Kaum waren wir unterwegs, um „Mittelerde“ für uns zu entdecken, erreichten uns besorgniserregende Wetternachrichten. Nach der Vorhersage sollte Cyclone Hola in wenigen Tagen immer noch in Hurrikanstärke über Auckland fegen, wo wir unsere Kalibu in einer Marina zurück gelassen hatten. Rückblickend waren es dann doch „nur“ Böen bis zu 60 Knoten, die Auckland erreichten. Wir sind noch nicht zurück, gehen aber davon aus, dass alles in Ordnung ist.

Murphy’s law in voller Wirkung brachte uns schließlich die Nachricht, die Heizung und das Warmwasser in unserem Haus in Berlin war ausgefallen, der Keller steht 20 cm unter Wasser. Das bei Minustemperaturen in Berlin. Was war passiert? Der 400 l Warmwasserbereiter war implodiert und das Sicherheitsventil am Brenner explodiert. Hektische Telefonate mit dem Installateur folgten und fünf Tage später gab es schliesslich wieder warmes Wasser, die Heizung ging nach einem Tag wieder. Danke an die Firma Droma.

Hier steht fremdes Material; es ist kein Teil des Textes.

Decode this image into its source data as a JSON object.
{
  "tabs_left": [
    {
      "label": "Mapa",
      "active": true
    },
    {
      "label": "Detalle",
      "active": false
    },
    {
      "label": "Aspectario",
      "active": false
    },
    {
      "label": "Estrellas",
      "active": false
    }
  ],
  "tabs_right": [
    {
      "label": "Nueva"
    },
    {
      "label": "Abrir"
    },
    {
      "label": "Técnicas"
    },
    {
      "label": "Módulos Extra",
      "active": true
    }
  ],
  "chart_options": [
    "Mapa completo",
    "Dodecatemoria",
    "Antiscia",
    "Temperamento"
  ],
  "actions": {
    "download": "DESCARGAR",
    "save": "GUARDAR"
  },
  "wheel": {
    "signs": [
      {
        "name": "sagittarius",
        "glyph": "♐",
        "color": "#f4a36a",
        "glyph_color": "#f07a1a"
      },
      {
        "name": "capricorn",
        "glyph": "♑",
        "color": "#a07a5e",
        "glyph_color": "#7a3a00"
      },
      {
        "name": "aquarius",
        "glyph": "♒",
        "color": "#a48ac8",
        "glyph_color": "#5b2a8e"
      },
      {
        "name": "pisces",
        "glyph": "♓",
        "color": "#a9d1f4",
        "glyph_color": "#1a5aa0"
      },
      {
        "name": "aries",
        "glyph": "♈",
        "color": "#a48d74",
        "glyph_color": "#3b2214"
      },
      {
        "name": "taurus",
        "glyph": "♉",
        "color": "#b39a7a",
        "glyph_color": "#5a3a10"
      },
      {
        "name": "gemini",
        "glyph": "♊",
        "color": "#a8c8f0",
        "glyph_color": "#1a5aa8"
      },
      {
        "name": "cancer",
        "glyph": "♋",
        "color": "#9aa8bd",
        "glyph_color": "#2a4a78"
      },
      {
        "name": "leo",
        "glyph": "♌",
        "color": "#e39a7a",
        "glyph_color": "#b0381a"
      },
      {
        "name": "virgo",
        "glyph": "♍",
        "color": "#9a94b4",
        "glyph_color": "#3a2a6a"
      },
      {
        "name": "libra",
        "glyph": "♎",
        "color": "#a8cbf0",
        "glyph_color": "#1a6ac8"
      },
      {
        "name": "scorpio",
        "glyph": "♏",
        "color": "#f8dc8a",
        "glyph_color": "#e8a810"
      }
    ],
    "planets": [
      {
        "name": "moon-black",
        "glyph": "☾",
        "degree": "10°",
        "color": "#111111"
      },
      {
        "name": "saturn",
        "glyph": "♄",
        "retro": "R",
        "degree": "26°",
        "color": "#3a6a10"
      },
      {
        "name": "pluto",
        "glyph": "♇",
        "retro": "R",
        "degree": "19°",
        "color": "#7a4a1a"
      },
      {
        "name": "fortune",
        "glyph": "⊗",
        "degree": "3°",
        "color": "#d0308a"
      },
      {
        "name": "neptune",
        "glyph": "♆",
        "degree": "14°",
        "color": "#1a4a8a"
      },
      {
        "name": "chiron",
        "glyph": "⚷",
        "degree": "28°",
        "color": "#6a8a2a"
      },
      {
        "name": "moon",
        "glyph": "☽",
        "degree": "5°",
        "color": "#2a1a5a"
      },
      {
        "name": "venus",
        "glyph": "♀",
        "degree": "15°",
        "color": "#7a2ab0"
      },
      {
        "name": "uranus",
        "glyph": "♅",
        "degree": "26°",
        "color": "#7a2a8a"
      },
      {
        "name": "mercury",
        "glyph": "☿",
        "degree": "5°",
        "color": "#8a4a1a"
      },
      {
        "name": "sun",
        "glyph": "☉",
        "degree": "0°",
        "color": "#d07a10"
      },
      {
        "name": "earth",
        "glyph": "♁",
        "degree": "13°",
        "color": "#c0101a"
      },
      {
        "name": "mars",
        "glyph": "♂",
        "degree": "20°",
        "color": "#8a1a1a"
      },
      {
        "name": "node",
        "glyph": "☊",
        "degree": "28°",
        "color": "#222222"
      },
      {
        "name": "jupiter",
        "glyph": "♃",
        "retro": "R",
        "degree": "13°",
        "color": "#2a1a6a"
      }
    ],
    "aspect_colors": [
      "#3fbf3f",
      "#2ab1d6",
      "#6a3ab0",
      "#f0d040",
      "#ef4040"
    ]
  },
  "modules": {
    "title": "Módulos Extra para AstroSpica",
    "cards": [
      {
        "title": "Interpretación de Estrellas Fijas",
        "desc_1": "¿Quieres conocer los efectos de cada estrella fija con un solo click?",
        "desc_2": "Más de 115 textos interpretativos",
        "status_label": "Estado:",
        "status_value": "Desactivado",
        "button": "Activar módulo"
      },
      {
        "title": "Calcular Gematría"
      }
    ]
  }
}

Damit sah es so aus, als ob wir uns schlussendlich auf ein paar schöne entspannte Wandertage durch die beeindruckenden Landschaften des Südens von Neuseeland freuen konnten. Der Track war ausgesucht, die Wanderhütte gebucht. Aber die Freude währte nicht lange. Nach der Überquerung eines reißenden Flusses ging es in den Regenwald. Wir kämpften uns über matschige Waldböden, durch Bachläufe und mit Sumpfpflanzen überwucherte, vom letzten Regen überspülte Pfade voran. Bis Leonard einen Salto von einem Baumstamm machte, der quer über dem Pfad lag. Er schrie auf, mein Arm ist gebrochen. Sichtlich unter Schock schaffte Leonard  es trotz alledem, gestützt von Zoë, den Weg wieder zurück zu gehen. Wir verpassten ihm eine Armschlinge zur Entlastung, ein Schmerzmittel, das wir zum Glück dabei hatten, und ein großes Stück Schockolade gegen den Schock. 24 Stunden und nach drei Notaufnahmen, Fox Glacier, Greymouth und Christchurch, lag er im Operationssaal in Christchurch. Ein komplizierter Bruch. Die Ärzte sind zufrieden und wir sehr froh. Es hätte sehr viel schlimmer enden können.

Hier vielen Dank an die Schwestern und Ärzte der Kinderstation im Christchurch Hospital, die sehr um uns bemüht waren.